Mitt Romney stirred up a controversy Friday after he appeared to praise Obamacare, the law he pledged to repeal when he ran for president in 2012, before later walking back his comments.

The 2012 GOP presidential nominee had told The Boston Globe earlier in the day that Obamacare wouldn’t have come about if he hadn’t pushed to expand health care in his state when he was governor of Massachusetts. He credited Tom Stemberg, the co-founder of Staples who died Friday, with encouraging him to help more people get health insurance, leading to legislation which eventually became known as Romneycare.

“Without Tom pushing it, I don’t think we would have had Romneycare,” Romney said in an obituary of Stemberg, a friend and political backer.

“Without Romneycare, I don’t think we would have Obamacare. So, without Tom a lot of people wouldn’t have health insurance,” Romney continued.

The comment turned heads because of Romney’s oft-stated opposition to the federal law.

Romney’s critics have noted both laws included the so-called individual mandate, a requirement that people obtain health insurance or be penalized. And Obama administration officials said they used the 2006 Massachusetts law as a model when crafting the federal law that Obama signed four years later. The President even invoked the comparison on the campaign trail.

“The guy I’m running against tried this in Massachusetts and it’s working just fine,” Obama told supporters in 2012.

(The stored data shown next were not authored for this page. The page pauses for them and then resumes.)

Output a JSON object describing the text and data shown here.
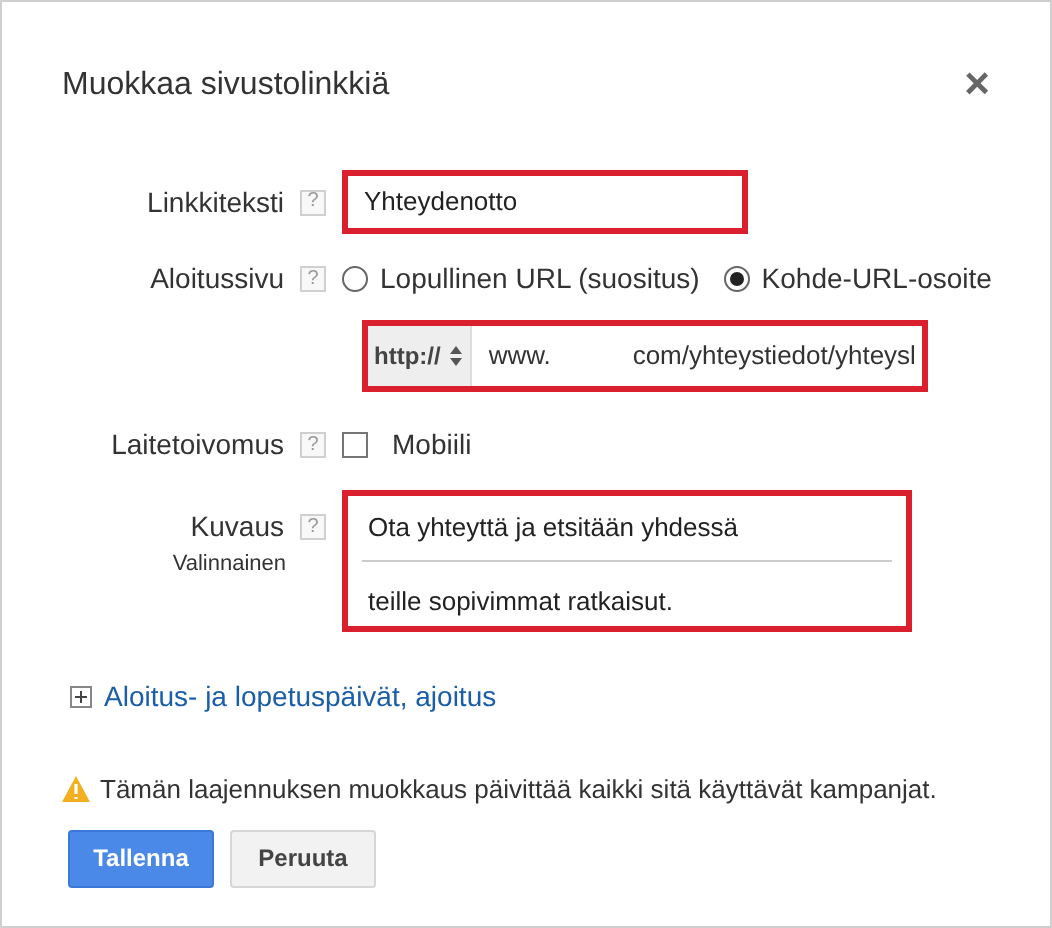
{
  "dialog": {
    "title": "Muokkaa sivustolinkkiä",
    "close": "×"
  },
  "link_text": {
    "label": "Linkkiteksti",
    "help": "?",
    "value": "Yhteydenotto",
    "highlighted": true
  },
  "landing_page": {
    "label": "Aloitussivu",
    "help": "?",
    "options": [
      {
        "label": "Lopullinen URL (suositus)",
        "selected": false
      },
      {
        "label": "Kohde-URL-osoite",
        "selected": true
      }
    ]
  },
  "url_field": {
    "protocol": "http://",
    "value_start": "www.",
    "value_end": "com/yhteystiedot/yhteysl",
    "highlighted": true
  },
  "device": {
    "label": "Laitetoivomus",
    "help": "?",
    "option": "Mobiili",
    "checked": false
  },
  "description": {
    "label": "Kuvaus",
    "help": "?",
    "sublabel": "Valinnainen",
    "lines": [
      "Ota yhteyttä ja etsitään yhdessä",
      "teille sopivimmat ratkaisut."
    ],
    "highlighted": true
  },
  "schedule": {
    "label": "Aloitus- ja lopetuspäivät, ajoitus",
    "expanded": false
  },
  "warning": "Tämän laajennuksen muokkaus päivittää kaikki sitä käyttävät kampanjat.",
  "buttons": [
    {
      "label": "Tallenna",
      "kind": "primary"
    },
    {
      "label": "Peruuta",
      "kind": "secondary"
    }
  ]
}
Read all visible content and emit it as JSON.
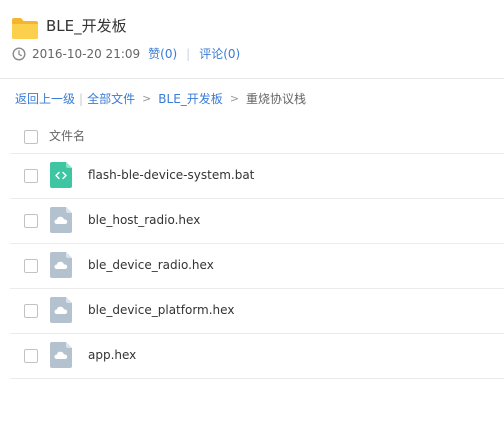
{
  "folder": {
    "icon": "folder-icon",
    "title": "BLE_开发板"
  },
  "meta": {
    "clock_icon": "clock-icon",
    "time": "2016-10-20 21:09",
    "like": "赞(0)",
    "comment": "评论(0)"
  },
  "breadcrumb": {
    "back": "返回上一级",
    "separator": "|",
    "all_files": "全部文件",
    "arrow": ">",
    "parent": "BLE_开发板",
    "current": "重烧协议栈"
  },
  "list": {
    "column_name": "文件名",
    "files": [
      {
        "name": "flash-ble-device-system.bat",
        "icon": "script-file-icon"
      },
      {
        "name": "ble_host_radio.hex",
        "icon": "generic-file-icon"
      },
      {
        "name": "ble_device_radio.hex",
        "icon": "generic-file-icon"
      },
      {
        "name": "ble_device_platform.hex",
        "icon": "generic-file-icon"
      },
      {
        "name": "app.hex",
        "icon": "generic-file-icon"
      }
    ]
  },
  "colors": {
    "link": "#3a7bd5",
    "folder": "#f7c948",
    "script_icon": "#3ec6a3",
    "generic_icon": "#b4c2cf"
  }
}
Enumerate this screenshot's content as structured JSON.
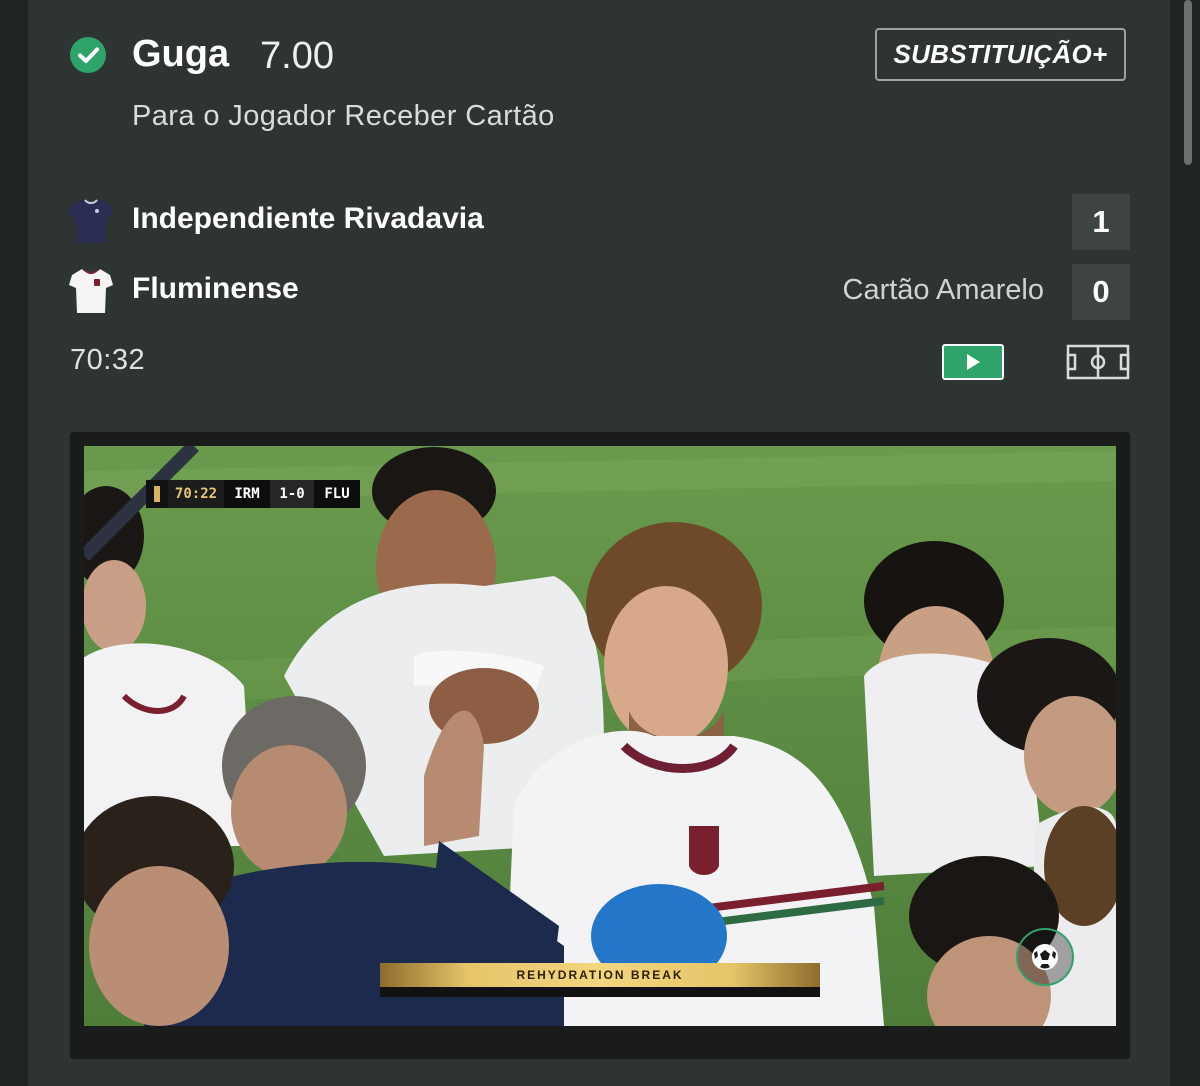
{
  "selection": {
    "name": "Guga",
    "odds": "7.00",
    "market": "Para o Jogador Receber Cartão",
    "substitution_label": "SUBSTITUIÇÃO+"
  },
  "match": {
    "home": {
      "name": "Independiente Rivadavia",
      "score": "1",
      "shirt_color": "#2b2d55"
    },
    "away": {
      "name": "Fluminense",
      "score": "0",
      "note": "Cartão Amarelo",
      "shirt_color": "#f4f4f4"
    },
    "clock": "70:32"
  },
  "video": {
    "scorebug": {
      "time": "70:22",
      "home": "IRM",
      "score": "1-0",
      "away": "FLU"
    },
    "banner": "REHYDRATION BREAK",
    "icons": [
      "play-icon",
      "pitch-icon",
      "football-icon",
      "check-icon"
    ]
  },
  "colors": {
    "accent_green": "#2ea36a",
    "background": "#2e3431"
  }
}
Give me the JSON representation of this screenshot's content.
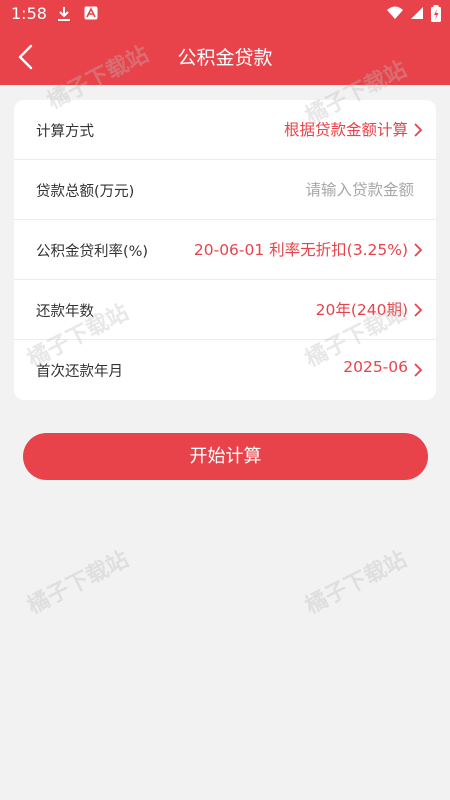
{
  "status_bar": {
    "time": "1:58"
  },
  "header": {
    "title": "公积金贷款",
    "back_icon": "chevron-left-icon"
  },
  "form": {
    "rows": [
      {
        "label": "计算方式",
        "value": "根据贷款金额计算"
      },
      {
        "label": "贷款总额(万元)",
        "placeholder": "请输入贷款金额"
      },
      {
        "label": "公积金贷利率(%)",
        "value": "20-06-01 利率无折扣(3.25%)"
      },
      {
        "label": "还款年数",
        "value": "20年(240期)"
      },
      {
        "label": "首次还款年月",
        "value": "2025-06"
      }
    ]
  },
  "actions": {
    "start_label": "开始计算"
  },
  "watermark": "橘子下载站",
  "colors": {
    "accent": "#e8434a",
    "background": "#f2f2f2",
    "placeholder": "#a8a8a8"
  }
}
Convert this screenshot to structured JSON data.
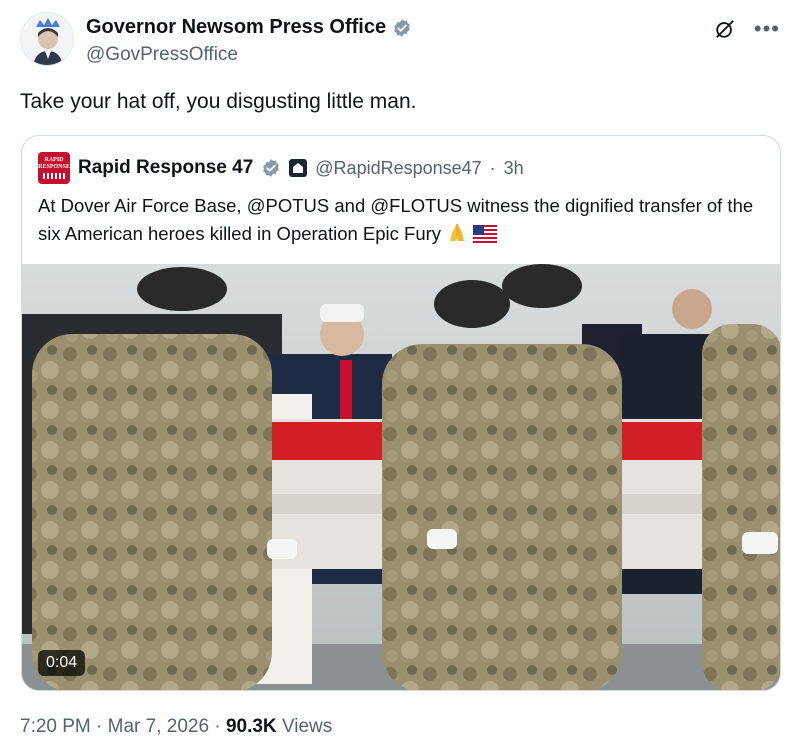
{
  "author": {
    "name": "Governor Newsom Press Office",
    "handle": "@GovPressOffice"
  },
  "tweet": {
    "text": "Take your hat off, you disgusting little man."
  },
  "quote": {
    "author_name": "Rapid Response 47",
    "handle": "@RapidResponse47",
    "separator": "·",
    "time": "3h",
    "text": "At Dover Air Force Base, @POTUS and @FLOTUS witness the dignified transfer of the six American heroes killed in Operation Epic Fury",
    "avatar_text_line1": "RAPID",
    "avatar_text_line2": "RESPONSE",
    "video_duration": "0:04"
  },
  "meta": {
    "time": "7:20 PM",
    "sep1": "·",
    "date": "Mar 7, 2026",
    "sep2": "·",
    "views_count": "90.3K",
    "views_label": "Views"
  },
  "colors": {
    "verified": "#1d9bf0",
    "text_secondary": "#536471",
    "border": "#cfd9de",
    "flag_red": "#c8102e"
  },
  "icons": {
    "verified": "verified-badge-icon",
    "grok": "grok-icon",
    "more": "more-icon",
    "pray": "folded-hands-emoji",
    "flag": "us-flag-emoji"
  }
}
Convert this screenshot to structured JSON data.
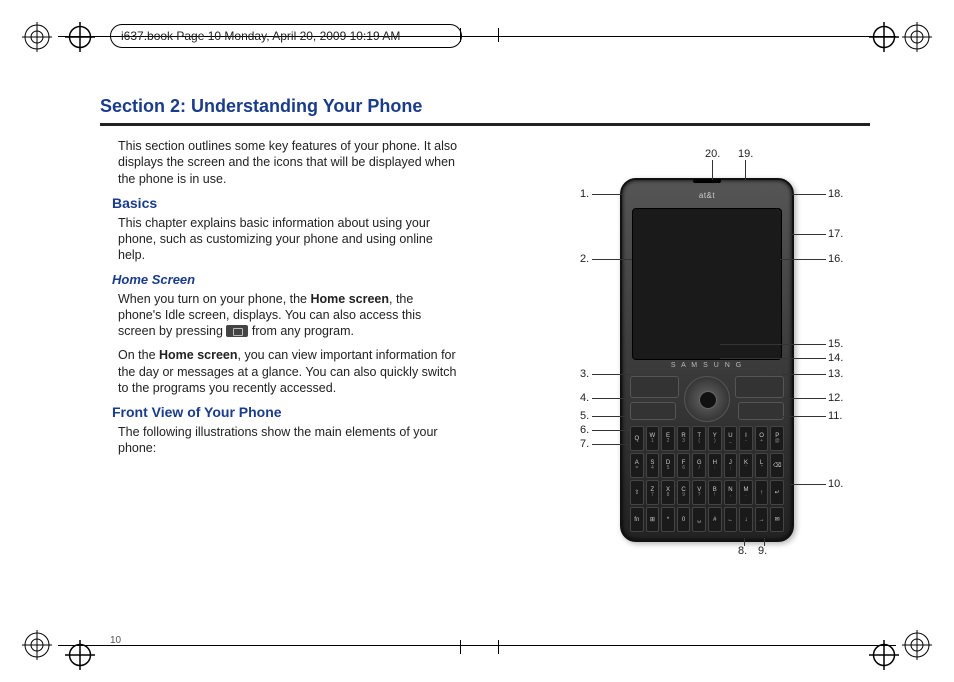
{
  "header": {
    "doc_info": "i637.book  Page 10  Monday, April 20, 2009  10:19 AM"
  },
  "title": "Section 2:  Understanding Your Phone",
  "intro": "This section outlines some key features of your phone. It also displays the screen and the icons that will be displayed when the phone is in use.",
  "basics": {
    "heading": "Basics",
    "text": "This chapter explains basic information about using your phone, such as customizing your phone and using online help."
  },
  "home_screen": {
    "heading": "Home Screen",
    "p1_a": "When you turn on your phone, the ",
    "p1_bold": "Home screen",
    "p1_b": ", the phone's Idle screen, displays. You can also access this screen by pressing ",
    "p1_c": " from any program.",
    "p2_a": "On the ",
    "p2_bold": "Home screen",
    "p2_b": ", you can view important information for the day or messages at a glance. You can also quickly switch to the programs you recently accessed."
  },
  "front_view": {
    "heading": "Front View of Your Phone",
    "text": "The following illustrations show the main elements of your phone:"
  },
  "page_number": "10",
  "phone": {
    "carrier": "at&t",
    "brand": "S A M S U N G",
    "keys_row1": [
      "Q",
      "W 1",
      "E 2",
      "R 3",
      "T (",
      "Y )",
      "U _",
      "I -",
      "O +",
      "P @"
    ],
    "keys_row2": [
      "A =",
      "S 4",
      "D 5",
      "F 6",
      "G /",
      "H :",
      "J ;",
      "K '",
      "L \"",
      "⌫"
    ],
    "keys_row3": [
      "⇧",
      "Z 7",
      "X 8",
      "C 9",
      "V ?",
      "B !",
      "N ,",
      "M .",
      "↑",
      "↵"
    ],
    "keys_row4": [
      "fn",
      "⊞",
      "*",
      "0",
      "␣",
      "#",
      "←",
      "↓",
      "→",
      "✉"
    ]
  },
  "callouts": {
    "c1": "1.",
    "c2": "2.",
    "c3": "3.",
    "c4": "4.",
    "c5": "5.",
    "c6": "6.",
    "c7": "7.",
    "c8": "8.",
    "c9": "9.",
    "c10": "10.",
    "c11": "11.",
    "c12": "12.",
    "c13": "13.",
    "c14": "14.",
    "c15": "15.",
    "c16": "16.",
    "c17": "17.",
    "c18": "18.",
    "c19": "19.",
    "c20": "20."
  }
}
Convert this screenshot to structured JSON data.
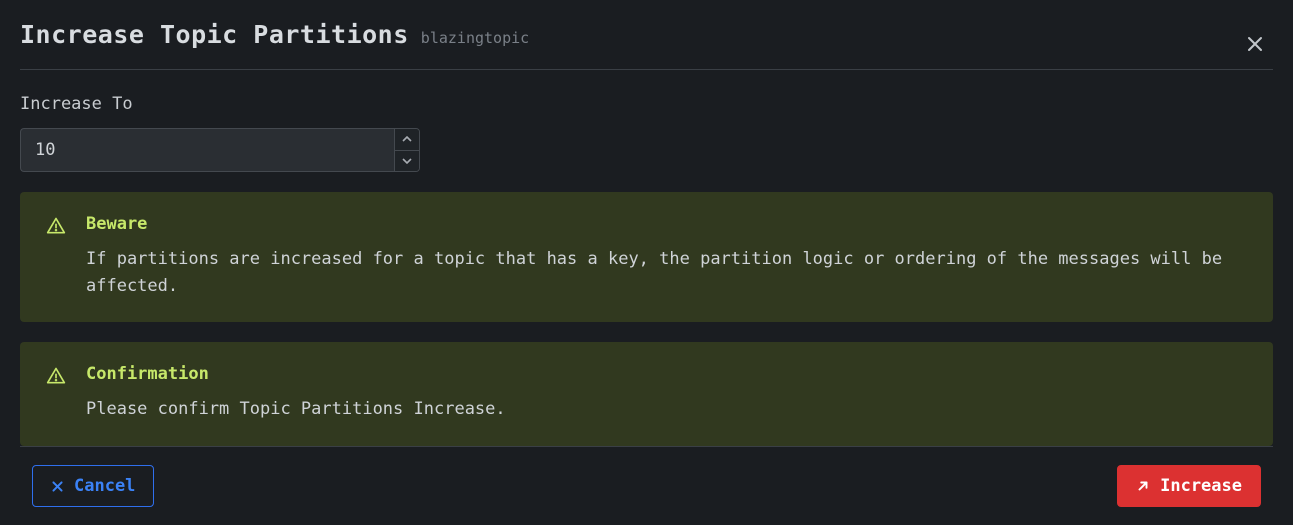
{
  "header": {
    "title": "Increase Topic Partitions",
    "topic_name": "blazingtopic"
  },
  "form": {
    "field_label": "Increase To",
    "value": "10"
  },
  "alerts": [
    {
      "title": "Beware",
      "body": "If partitions are increased for a topic that has a key, the partition logic or ordering of the messages will be affected."
    },
    {
      "title": "Confirmation",
      "body": "Please confirm Topic Partitions Increase."
    }
  ],
  "footer": {
    "cancel_label": "Cancel",
    "submit_label": "Increase"
  },
  "colors": {
    "accent_warning": "#c7e86a",
    "accent_primary": "#3b82f6",
    "accent_danger": "#dc3131",
    "alert_bg": "#31391f"
  }
}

But Romney maintained throughout the campaign that the Massachusetts law addressed unique issues in his state and was a compromise between himself and the overwhelmingly Democratic legislature. Romney said Obamacare was both bad policy and politics on the federal level and advocated for allowing states to develop their own solutions.

He reiterated that in a statement he released through a spokeswoman Friday afternoon.

“(Obamacare) drove up premiums, took insurance away from people who were promised otherwise, and usurped state programs. As I said in the campaign, I’d repeal it and replace it with state-crafted plans,” Romney said.

As for his comment about his friend, Romney said, “Getting people health insurance is a good thing, and that’s what Tom Stemberg fought for.”